Sea Day 7/9

It is Sunday. The puzzle is finished. The sun is shining.

 


It looks benign, rights? Oh so not. the table is dark, the puzzle is actually a lot darker than appears in the picture and that large tree was the final frontier.

I spent the day relaxing, chatting with a few people and stitching (what a surprise?)

There is No Planet B (Cloudsfactory.net) received its final 385 stitches –

stitched from a kit (16 ct Aida, all the called for floss) ordered from the designer. She did a lovely job including information about each of the endangered species in the monthly segments.  I have no clue what I will do with it yet. Not a concern.

Another 1085 into the Long Dog

which means.I have 2/12 paged complete. The pages are narrow and long (giving four across and three down) so that makes me ~ 1/6th done. 

Otherwise  the ship is having their “near the end of the cruise BBQ on deck.” After looking at the offerings last cruise, George and I skipped it. This time? I skipped it in favor of soup and salad delivered by room service.

And as explanations about my early comments about cruise ships and Covid – the site I find best is the Worldometer – corona virus section which lists cumulative statistics as well as the last 24 hours (GMT is the reset). Johns Hopkins also has a site which has become too complex for me to want to navigate.

The ship that sat in Japans harbor for weeks was the Diamond Princess – with 712 cases and 13 deaths. There was also the [Grand] Princess which wound up in Oakland Harbor. That one doesn’t make most of the stat lists because the index patient got off the ship and home prior to becoming seriously ill and dying. And then there is the MS Zaandam which had two reported deaths (I think there were more but the rest happened off ship). Other cruise lines weren’t spared. Phoenix had a ship near the Indian Ocean that managed to offload all of their passengers before gradually limping home. Royal & Norwegian each played “pass the crew” between ships repeated so that most of their staff returned home by sea rather than  by air routes that no longer exist. Even so, most ships kept a minimum crew (which ranges from ~30-150) in order to keep the ship afloat. Since most carry extra rations for the full complement, food should not have been an issue early on. (And Treasure Island avoided influenza during the 1917-1918 pandemic by being isolated and having their supplies dropped off at the dock). 

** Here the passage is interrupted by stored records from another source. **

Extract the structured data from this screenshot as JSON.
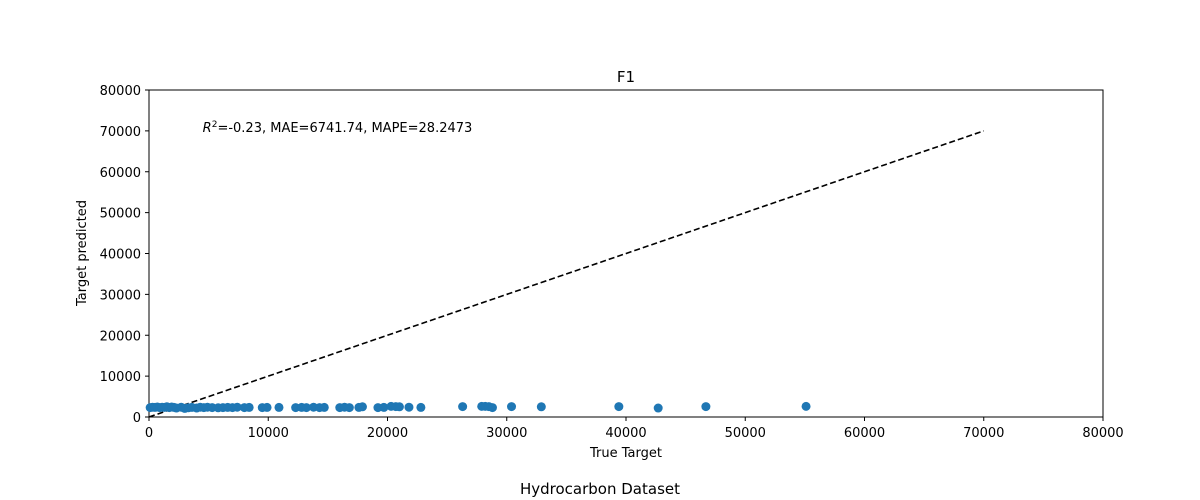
{
  "figure": {
    "caption": "Hydrocarbon Dataset"
  },
  "chart_data": {
    "type": "scatter",
    "title": "F1",
    "xlabel": "True Target",
    "ylabel": "Target predicted",
    "xlim": [
      0,
      80000
    ],
    "ylim": [
      0,
      80000
    ],
    "xticks": [
      0,
      10000,
      20000,
      30000,
      40000,
      50000,
      60000,
      70000,
      80000
    ],
    "yticks": [
      0,
      10000,
      20000,
      30000,
      40000,
      50000,
      60000,
      70000,
      80000
    ],
    "grid": false,
    "annotation": {
      "r2_symbol": "R",
      "r2_superscript": "2",
      "text": "=-0.23, MAE=6741.74, MAPE=28.2473",
      "x": 4500,
      "y": 71000
    },
    "reference_line": {
      "style": "dashed",
      "color": "#000000",
      "x": [
        0,
        70000
      ],
      "y": [
        0,
        70000
      ]
    },
    "series": [
      {
        "name": "predictions",
        "color": "#1f77b4",
        "points": [
          [
            100,
            2300
          ],
          [
            300,
            2400
          ],
          [
            500,
            2350
          ],
          [
            700,
            2450
          ],
          [
            900,
            2300
          ],
          [
            1100,
            2400
          ],
          [
            1300,
            2350
          ],
          [
            1500,
            2500
          ],
          [
            1700,
            2300
          ],
          [
            1900,
            2450
          ],
          [
            2100,
            2350
          ],
          [
            2300,
            2200
          ],
          [
            2700,
            2400
          ],
          [
            3000,
            2100
          ],
          [
            3300,
            2250
          ],
          [
            3600,
            2350
          ],
          [
            4000,
            2200
          ],
          [
            4300,
            2400
          ],
          [
            4600,
            2300
          ],
          [
            4900,
            2400
          ],
          [
            5300,
            2300
          ],
          [
            5800,
            2250
          ],
          [
            6200,
            2300
          ],
          [
            6600,
            2350
          ],
          [
            7000,
            2300
          ],
          [
            7400,
            2400
          ],
          [
            8000,
            2300
          ],
          [
            8400,
            2350
          ],
          [
            9500,
            2300
          ],
          [
            9900,
            2350
          ],
          [
            10900,
            2350
          ],
          [
            12300,
            2300
          ],
          [
            12800,
            2350
          ],
          [
            13200,
            2300
          ],
          [
            13800,
            2400
          ],
          [
            14300,
            2300
          ],
          [
            14700,
            2350
          ],
          [
            16000,
            2300
          ],
          [
            16400,
            2400
          ],
          [
            16800,
            2300
          ],
          [
            17600,
            2350
          ],
          [
            17900,
            2500
          ],
          [
            19200,
            2300
          ],
          [
            19700,
            2350
          ],
          [
            20300,
            2600
          ],
          [
            20700,
            2550
          ],
          [
            21000,
            2500
          ],
          [
            21800,
            2400
          ],
          [
            22800,
            2350
          ],
          [
            26300,
            2550
          ],
          [
            27900,
            2600
          ],
          [
            28200,
            2600
          ],
          [
            28500,
            2550
          ],
          [
            28800,
            2300
          ],
          [
            30400,
            2550
          ],
          [
            32900,
            2500
          ],
          [
            39400,
            2550
          ],
          [
            42700,
            2200
          ],
          [
            46700,
            2550
          ],
          [
            55100,
            2600
          ]
        ]
      }
    ]
  }
}
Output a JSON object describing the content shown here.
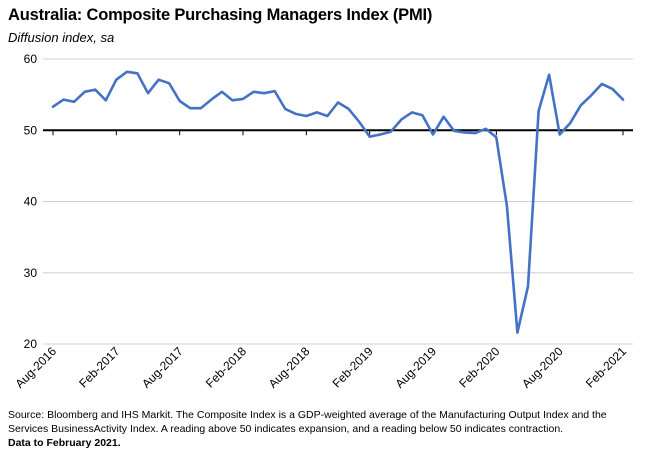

Anyway – just a few days left before the marathon of traveling home…

About Holly

fiber person - knitter, spinner, weaver who spent 33 years being a military officer to fund the above. And home. And family. Sewing and quilting projects are also in the stash. After living again in Heidelberg after retiring (finally) from the U.S. Army May 2011, we moved to the US ~ Dec 2015. Something about being over 65 and access to health care. It also might have had to do with finding a buyer for our house. Allegedly this will provide me a home base in the same country as our four adult children, all of whom I adore, so that I can drive them totally insane. Considerations of time to knit down the stash…(right, and if you believe that…) and spin and .... There is now actually enough time to do a bit of consulting, editing. Even more amazing - we have only one household again. As long as everyone understands that I still, 40 years into our marriage, don't do kitchens or bathrooms. For that matter, not being a golden retriever, I don't do slippers or newspapers either. I don’t miss either the military or full-time clinical practice. Limiting my public health/travel med/consulting and lecturing to “when I feel like it” has let me happily spend my pension cruising, stash enhancing (oops), arguing with the DH about where we are going to travel next and book buying. Life is good!